Bevor die Weichen eingebaut werden können, müssen die alten Gleise entfernt und der Untergrund vorbereitet werden. «Hier müssen wir noch 40 Zentimeter tiefer graben und danach eine 30 Zentimeter dicke Sandschicht sowie 20 Zentimeter Schotter auftragen», sagt Sersa-Equipenchef Hansruedi Gehrig, worauf der 22-Tonnen-Bagger in Stellung gebracht wird. Allerdings geschieht die Verschiebung dieser Maschine nicht ohne das Einverständnis von Heinz Egger, der als SBB-Sicherheitschef für sämtliche Arbeiten auf der Baustelle zuerst sein Okay geben muss. Er gehört zu den 14 Einsatzkräften der SBB, welche die Mitarbeiter der Sersa Group im technischen sowie im Sicherheitsbereich unterstützen.

Der Sicherheitswärter weiss jeweils ganz genau, wann der nächste der täglich rund 700 Züge die Baustelle passieren wird oder mit Bewegungen im Cargo-Bereich zu rechnen ist.
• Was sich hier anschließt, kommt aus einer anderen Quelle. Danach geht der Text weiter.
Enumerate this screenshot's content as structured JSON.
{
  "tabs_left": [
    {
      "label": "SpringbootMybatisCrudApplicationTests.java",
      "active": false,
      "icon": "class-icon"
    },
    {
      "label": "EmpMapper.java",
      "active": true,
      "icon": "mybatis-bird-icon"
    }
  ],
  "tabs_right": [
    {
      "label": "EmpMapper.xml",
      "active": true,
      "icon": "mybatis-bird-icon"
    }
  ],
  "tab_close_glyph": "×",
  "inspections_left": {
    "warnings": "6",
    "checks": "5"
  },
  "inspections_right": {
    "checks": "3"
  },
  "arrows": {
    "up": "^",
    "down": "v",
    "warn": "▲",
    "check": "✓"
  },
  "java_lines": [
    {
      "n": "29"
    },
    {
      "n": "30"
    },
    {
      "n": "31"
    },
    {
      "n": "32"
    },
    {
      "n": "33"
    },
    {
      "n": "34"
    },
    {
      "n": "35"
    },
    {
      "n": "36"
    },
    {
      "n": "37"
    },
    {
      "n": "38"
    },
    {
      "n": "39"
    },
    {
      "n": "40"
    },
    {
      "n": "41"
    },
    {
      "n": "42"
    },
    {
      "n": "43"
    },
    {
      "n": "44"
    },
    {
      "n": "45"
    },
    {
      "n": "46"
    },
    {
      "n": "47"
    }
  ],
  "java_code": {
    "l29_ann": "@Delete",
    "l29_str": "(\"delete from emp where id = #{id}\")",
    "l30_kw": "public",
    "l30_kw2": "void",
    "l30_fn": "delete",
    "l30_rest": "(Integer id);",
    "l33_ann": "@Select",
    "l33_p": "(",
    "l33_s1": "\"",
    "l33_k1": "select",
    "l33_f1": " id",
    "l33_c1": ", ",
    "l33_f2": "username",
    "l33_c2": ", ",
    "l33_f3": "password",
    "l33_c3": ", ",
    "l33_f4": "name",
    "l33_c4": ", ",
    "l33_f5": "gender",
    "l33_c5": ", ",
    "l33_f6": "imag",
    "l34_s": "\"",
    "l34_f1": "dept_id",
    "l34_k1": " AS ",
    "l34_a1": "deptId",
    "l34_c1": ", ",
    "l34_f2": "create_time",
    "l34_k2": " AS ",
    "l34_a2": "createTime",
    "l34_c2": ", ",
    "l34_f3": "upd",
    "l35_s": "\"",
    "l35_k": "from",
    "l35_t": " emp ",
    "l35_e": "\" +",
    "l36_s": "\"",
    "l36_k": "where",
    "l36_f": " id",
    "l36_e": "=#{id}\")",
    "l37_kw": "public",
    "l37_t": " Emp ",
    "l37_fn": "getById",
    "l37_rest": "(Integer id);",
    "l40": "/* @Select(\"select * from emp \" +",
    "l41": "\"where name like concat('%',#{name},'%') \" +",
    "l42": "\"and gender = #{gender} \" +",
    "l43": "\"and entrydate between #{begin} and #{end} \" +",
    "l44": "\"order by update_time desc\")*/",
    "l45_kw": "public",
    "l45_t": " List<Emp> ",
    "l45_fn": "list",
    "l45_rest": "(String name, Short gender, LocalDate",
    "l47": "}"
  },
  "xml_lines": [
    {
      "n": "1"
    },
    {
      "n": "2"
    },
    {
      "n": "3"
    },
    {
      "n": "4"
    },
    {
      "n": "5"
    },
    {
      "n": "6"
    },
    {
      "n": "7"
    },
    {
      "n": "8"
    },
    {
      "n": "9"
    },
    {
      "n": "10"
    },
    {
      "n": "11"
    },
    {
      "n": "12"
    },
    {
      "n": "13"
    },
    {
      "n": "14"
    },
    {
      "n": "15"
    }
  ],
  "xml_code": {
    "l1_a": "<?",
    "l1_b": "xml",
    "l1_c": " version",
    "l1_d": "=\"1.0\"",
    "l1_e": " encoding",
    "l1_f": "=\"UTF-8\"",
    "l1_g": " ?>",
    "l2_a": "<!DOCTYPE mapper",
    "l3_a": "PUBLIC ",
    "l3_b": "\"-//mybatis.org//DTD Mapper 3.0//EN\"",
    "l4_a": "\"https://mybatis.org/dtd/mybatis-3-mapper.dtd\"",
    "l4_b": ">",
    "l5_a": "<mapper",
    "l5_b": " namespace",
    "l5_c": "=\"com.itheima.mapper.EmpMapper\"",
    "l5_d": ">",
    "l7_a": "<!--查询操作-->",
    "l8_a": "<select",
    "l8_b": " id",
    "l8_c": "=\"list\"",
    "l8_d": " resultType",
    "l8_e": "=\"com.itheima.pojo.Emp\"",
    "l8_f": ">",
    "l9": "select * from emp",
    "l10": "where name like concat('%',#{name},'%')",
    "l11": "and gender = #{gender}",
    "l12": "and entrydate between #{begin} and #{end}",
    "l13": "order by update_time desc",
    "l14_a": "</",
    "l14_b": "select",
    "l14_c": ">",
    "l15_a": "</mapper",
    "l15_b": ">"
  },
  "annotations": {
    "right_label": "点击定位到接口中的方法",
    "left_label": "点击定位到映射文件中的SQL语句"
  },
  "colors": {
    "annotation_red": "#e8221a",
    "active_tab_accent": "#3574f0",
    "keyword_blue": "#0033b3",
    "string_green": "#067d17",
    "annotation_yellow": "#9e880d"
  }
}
Diese Infos bekommt er von zwei Vorwarnern, welche die Baustelle auf beiden Seiten visuell absichern, sowie von der Leitstelle. Freie Fahrt haben die Züge allerdings nur, wenn der Sicherheitswärter der SBB die eingehenden Meldungen quittiert. Geschieht dies aus irgendeinem Grund nicht, stoppt der Vorwarner den nahenden Zug. Dieser Sicherheitsmechanismus wird in jedem Fall eingehalten, wie Hofmann betont. «Wir können uns keine Fehler erlauben, sonst gibt es Verletzte oder sogar Tote.»

Nicht selten müssen deswegen die Arbeiten auf der Baustelle für einige Minuten eingestellt werden. Bei den Fahrgästen im Zug kommt dann ob den vielen wartenden Leuten auf der Baustelle der Eindruck auf, dass hier nicht gearbeitet, sondern Geld verschwendet wird. «Mit diesem in Tat und Wahrheit nicht zutreffenden Klischee müssen wir aus Sicherheitsgründen leben», sagt Bruno Hofmann zu dieser oft gehörten Einschätzung.

In der ganzen Schweiz unterwegs

Gearbeitet wird in Oensingen in zwei sich überschneidenden Schichten von 6.30 bis 22 Uhr. Die teilweise lauten Bauarbeiten können wegen des dichten Zugverkehrs tagsüber vielfach nur nachts ausgeführt werden. So auch am vergangenen Wochenende. Seit Freitag um 23.30 Uhr wird eine Sonderschicht gefahren, welche um 5 Uhr endet.

«Wir sind uns solche Einsätze gewohnt», sagt Hansruedi Gehrig, der seit 40 Jahren in der ganzen Schweiz für die Sersa Group als Gleisbauer unterwegs ist. «Wir führen halt ein Zigeunerleben», meint der 58-Jährige, der meist in Hotels absteigt. Nach seinem Einsatz in Oensingen, der am 4. August enden soll, wird Gehrig zwei Tage in Läufelfingen BL Gleisbauarbeiten für seine Firma an die Hand nehmen. «Dann steht Chiasso auf dem Programm», meint er mit einem breiten Lachen im Gesicht, um sich danach wieder seiner Arbeit zu widmen.